Damn Lies and Statistics
May 23rd, 2008Drug rep. Kennedy was in the other day and we were shooting the breeze.
One of the banes of our lives - or one of the high points, it depends how you look at it - is visits from drug reps.
They come in all shapes and sizes - from old guys who are grossly over assertive and you cringe when you see them in the waiting room, to some extremely attractive young ladies who have developed a very enticing “come hither” manner.
Whatever, a fairly universal feature is their use of statistics from clinical trials with which they try to persuade you that their product is superior - and to viciously bad mouth the competitors.
You know what they say about statistics. That one about “lies, damn lies and statistics”. If you carefully select out some factoid, you can usually find something that looks good about your product. For example the Lipitor ads note that the product “reduces the risk of heart attack by 36%”. Sounds dramatic. But looked at in another way, as pointed out in a rather derogatory recent article in Business Week*, the study showed those taking placebo over the 3 1/3 years course of the trail had a 3% heart attack rate whereas those on Lipitor had a 2% rate.

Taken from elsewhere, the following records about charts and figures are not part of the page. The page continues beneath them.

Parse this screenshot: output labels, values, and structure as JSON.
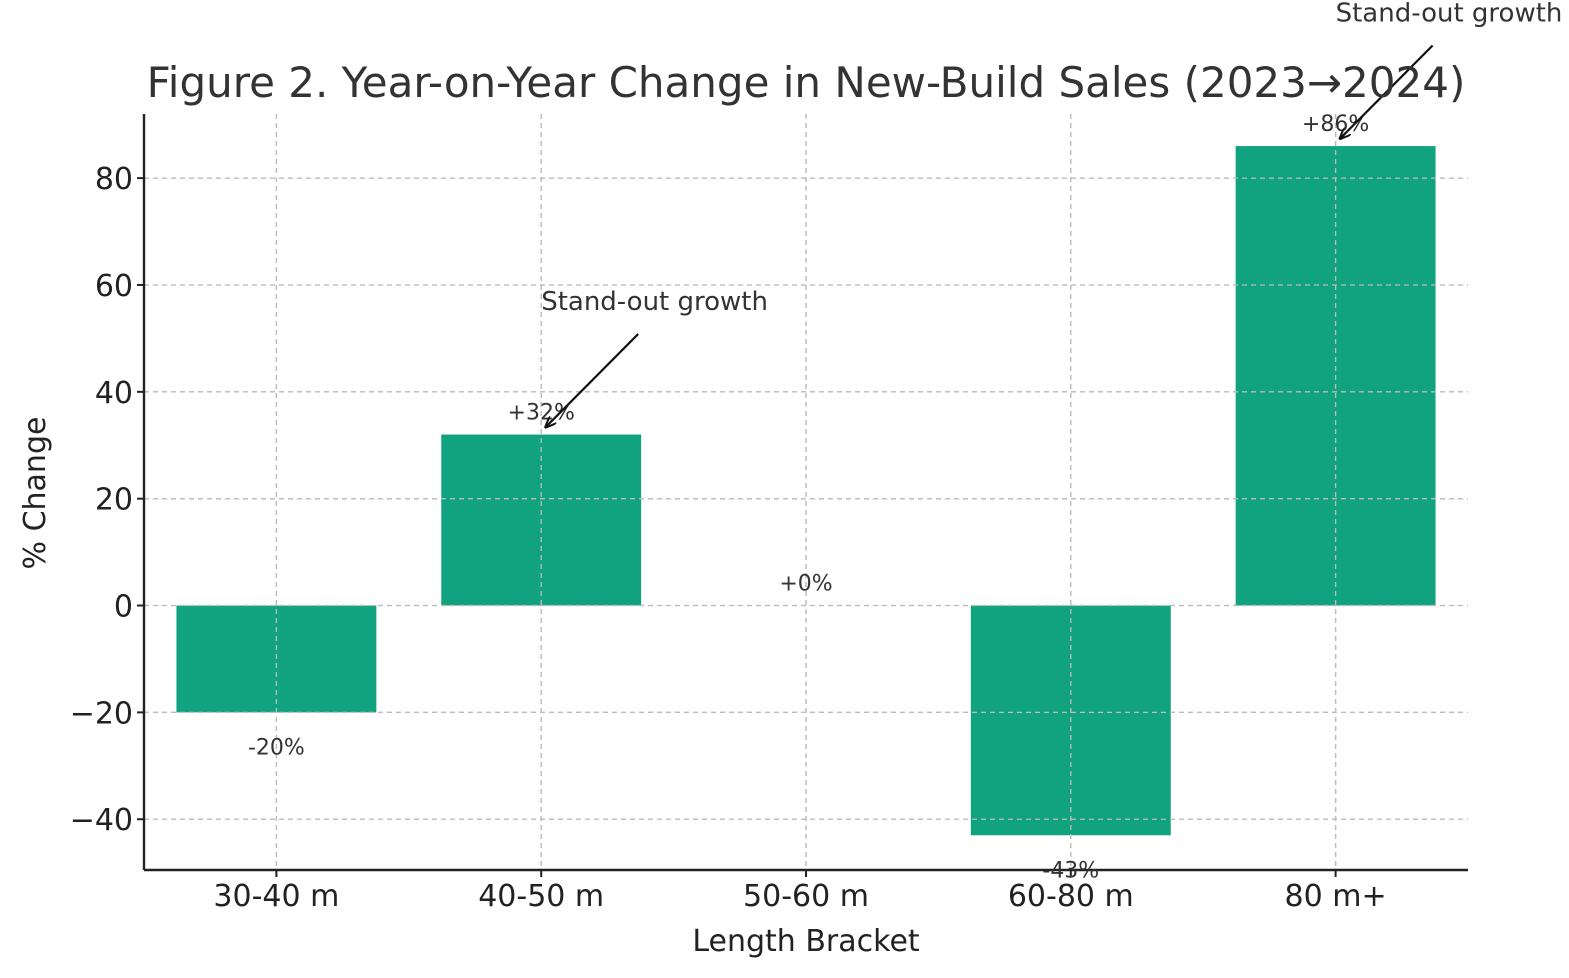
{
  "chart_data": {
    "type": "bar",
    "title": "Figure 2. Year-on-Year Change in New-Build Sales (2023→2024)",
    "xlabel": "Length Bracket",
    "ylabel": "% Change",
    "categories": [
      "30-40 m",
      "40-50 m",
      "50-60 m",
      "60-80 m",
      "80 m+"
    ],
    "values": [
      -20,
      32,
      0,
      -43,
      86
    ],
    "data_labels": [
      "-20%",
      "+32%",
      "+0%",
      "-43%",
      "+86%"
    ],
    "yticks": [
      -40,
      -20,
      0,
      20,
      40,
      60,
      80
    ],
    "ytick_labels": [
      "−40",
      "−20",
      "0",
      "20",
      "40",
      "60",
      "80"
    ],
    "ylim": [
      -49.5,
      92
    ],
    "grid": true,
    "bar_color": "#11a37f",
    "annotations": [
      {
        "text": "Stand-out growth",
        "category": "40-50 m",
        "value": 32
      },
      {
        "text": "Stand-out growth",
        "category": "80 m+",
        "value": 86
      }
    ]
  }
}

Which doesn’t sound quite so persuasive, and translates into the “number needed to treat” (which is the statistic that many experts think is what we should be looking at) of 1 in 100 - or in other words you need to treat 100 people for 3 1/3 years for one person to benefit.
Now I apologies to the Pfizer rep for singling out her product (she’ll probably never bring me coffee again), but it’s really the same for many, or all products - the careful use of one particular stat to sell the doctor - presented in some glossy, glitzy colorful pamphlet.

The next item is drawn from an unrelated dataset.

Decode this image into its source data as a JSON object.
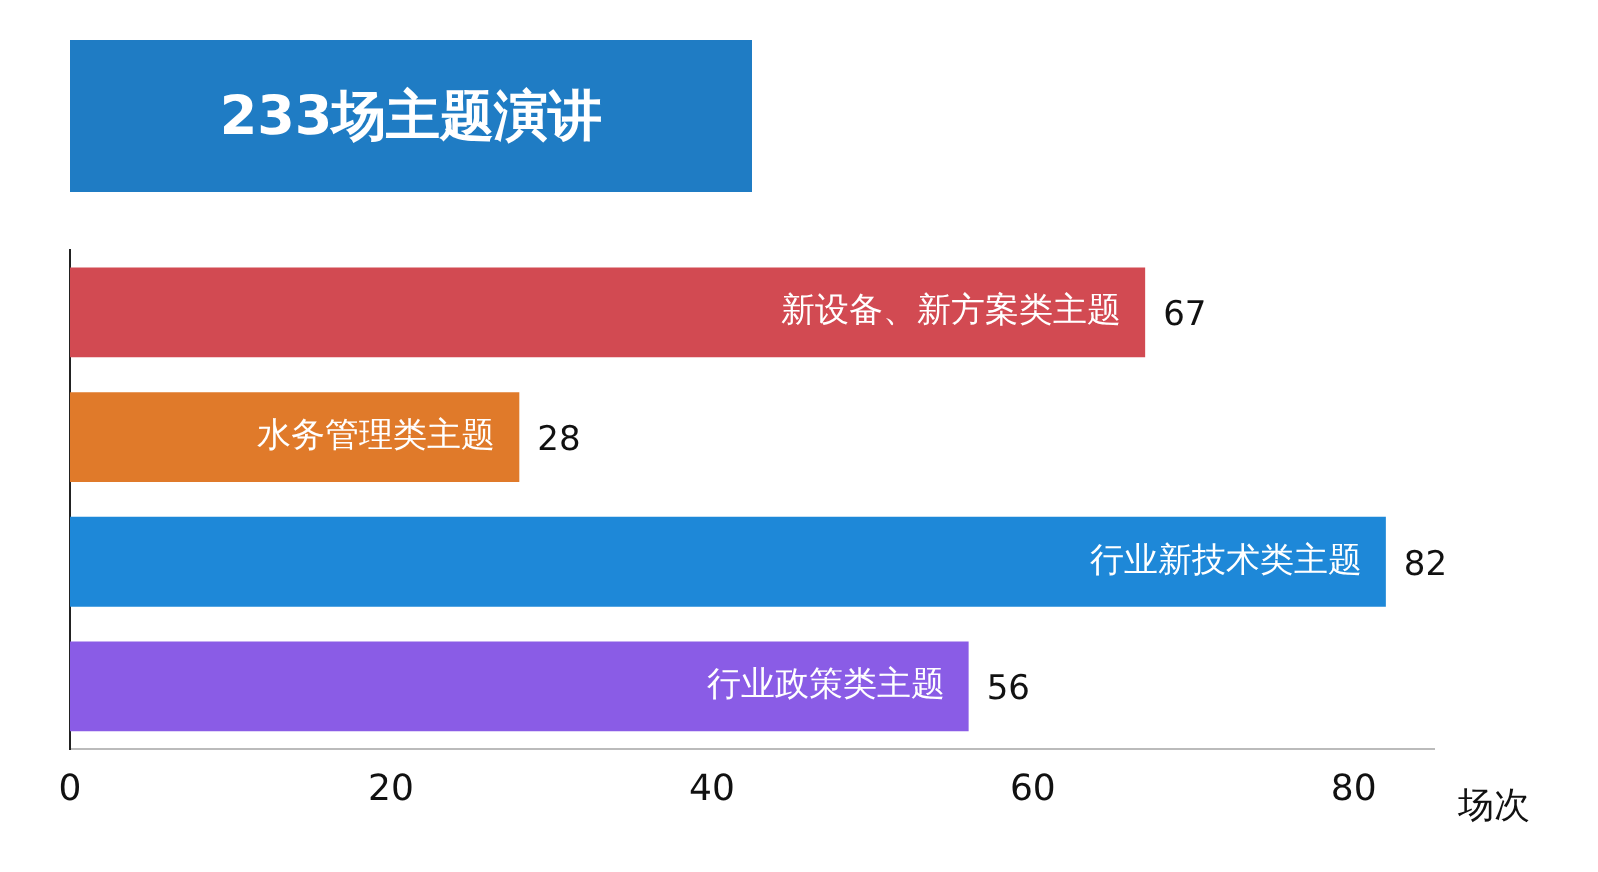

Any field as prevalent as hypertension - which is of course a lifelong disease, so you “capture” the patient for life - is a big market for the drug companies. So we have zillions of reps coming with their various products, with their persuasive reasons why we should prescribe them - other than that you will ingratiate yourself with some simpering, big breasted blond.
The latest wave of “me too” medicines (ones that follow on from some trailbreaker original product, trying to get a slice of the pie) are the angiotensin receptor blockers (ARB’s).
I was joking with Kennedy - yes they do have a sense of humor and even some of the guys get to be ones buddy to some extent. I was telling him I would like to set up what would be the medical professions equivalent of dog fighting - and get all the ARB reps in a room together.
Maybe I could interest Michael Vick.